After May complains again about the sparse factual record, she directs Wakeford to move to the sovereign immunity issue. Hitting back against Lea’s argument that special purpose grand juries are merely “civil” grand juries, Wakeford launches into an extended discussion of Georgia’s special grand jury statute and related case law. Just because special purpose grand juries can’t indict, he says, does not render them civil investigations. “This is a criminal investigation and has been from the start,” he proclaims.
Finally, Wakeford ends with the “high-ranking official” doctrine. Wakeford says that it’s clear the state needs Graham’s testimony because prosecutors already received a certificate of material witness from a state superior court judge, which requires a finding of materiality and necessity. Moreover, Wakeford argues, there’s no staffer for Graham who could provide information about the call.

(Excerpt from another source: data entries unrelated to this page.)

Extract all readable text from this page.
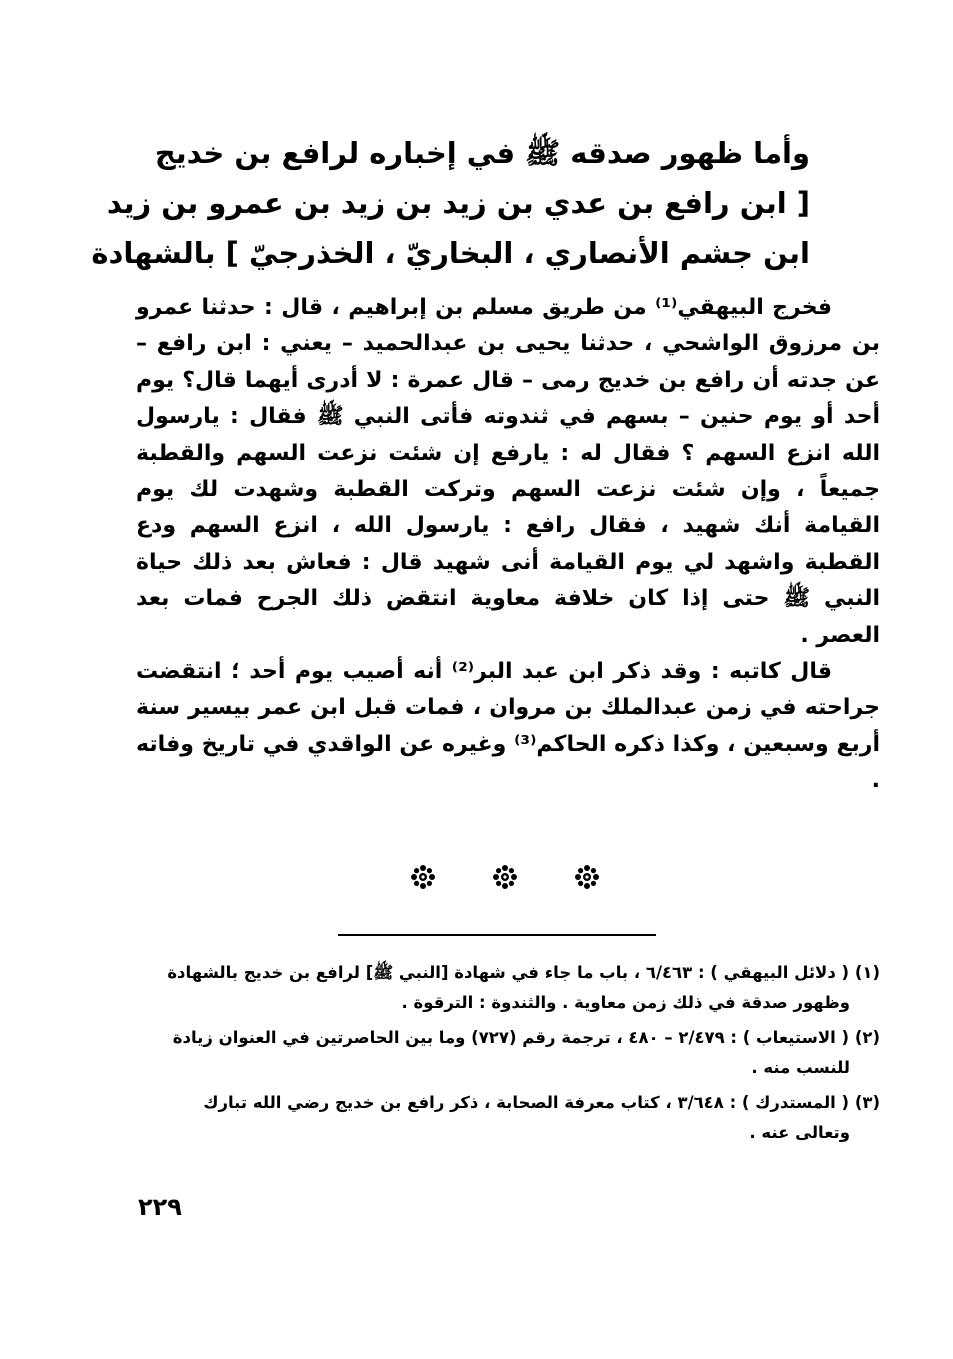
وأما ظهور صدقه ﷺ في إخباره لرافع بن خديج
[ ابن رافع بن عدي بن زيد بن زيد بن عمرو بن زيد
ابن جشم الأنصاري ، البخاريّ ، الخذرجيّ ] بالشهادة

فخرج البيهقي⁽¹⁾ من طريق مسلم بن إبراهيم ، قال : حدثنا عمرو بن مرزوق الواشحي ، حدثنا يحيى بن عبدالحميد – يعني : ابن رافع – عن جدته أن رافع بن خديج رمى – قال عمرة : لا أدرى أيهما قال؟ يوم أحد أو يوم حنين – بسهم في ثندوته فأتى النبي ﷺ فقال : يارسول الله انزع السهم ؟ فقال له : يارفع إن شئت نزعت السهم والقطبة جميعاً ، وإن شئت نزعت السهم وتركت القطبة وشهدت لك يوم القيامة أنك شهيد ، فقال رافع : يارسول الله ، انزع السهم ودع القطبة واشهد لي يوم القيامة أنى شهيد قال : فعاش بعد ذلك حياة النبي ﷺ حتى إذا كان خلافة معاوية انتقض ذلك الجرح فمات بعد العصر .

قال كاتبه : وقد ذكر ابن عبد البر⁽²⁾ أنه أصيب يوم أحد ؛ انتقضت جراحته في زمن عبدالملك بن مروان ، فمات قبل ابن عمر بيسير سنة أربع وسبعين ، وكذا ذكره الحاكم⁽³⁾ وغيره عن الواقدي في تاريخ وفاته .

(١) ( دلائل البيهقي ) : ٦/٤٦٣ ، باب ما جاء في شهادة [النبي ﷺ] لرافع بن خديج بالشهادة
وظهور صدقة في ذلك زمن معاوية . والثندوة : الترقوة .

(٢) ( الاستيعاب ) : ٢/٤٧٩ – ٤٨٠ ، ترجمة رقم (٧٢٧) وما بين الحاصرتين في العنوان زيادة
للنسب منه .

(٣) ( المستدرك ) : ٣/٦٤٨ ، كتاب معرفة الصحابة ، ذكر رافع بن خديج رضي الله تبارك
وتعالى عنه .

٢٢٩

At this, May wonders aloud why the district attorney’s office needs Graham in the first place. “It sounds like you have a lot of information about these subjects,” she says. So why does the district attorney need him? In reply, Wakeford says the office needs Graham’s testimony because there is a dispute about what happened on the call.
May interjects again: “And is that a possibility that the senator himself is subject to a potential criminal action?” Wakeford treads lightly here, stating that Graham “can provide information about the extent to which his call was coordinated” with other parties or activities to effect the administration of elections in Georgia. But his testimony is “not necessarily” to show that the call itself was a criminal act.
As Wakeford walks back to his seat, Lea jumps back up to make a few points in reply. He stresses that the court has the authority to partially quash the subpoena if it finds that total quashal is not appropriate. Next, he’s back on the Speech or Debate Clause, arguing that state voting regulations are well within the jurisdiction of federal legislators. Finally, on the sovereign immunity issue, he again stresses that special purpose grand juries are civil investigations under established Georgia Court of Appeals precedent.
Wakeford pops up from his seat to counter Lea’s claims. Unwilling to let Wakeford have the last word, Lea does the same. As I begin to wonder how long we’ll be stuck watching this game of “whack-a-mole,” Judge May moves to final remarks. She instructs the parties to submit further briefing on the burden-of-proof issue by the end of the week.
With that, the proceedings are adjourned.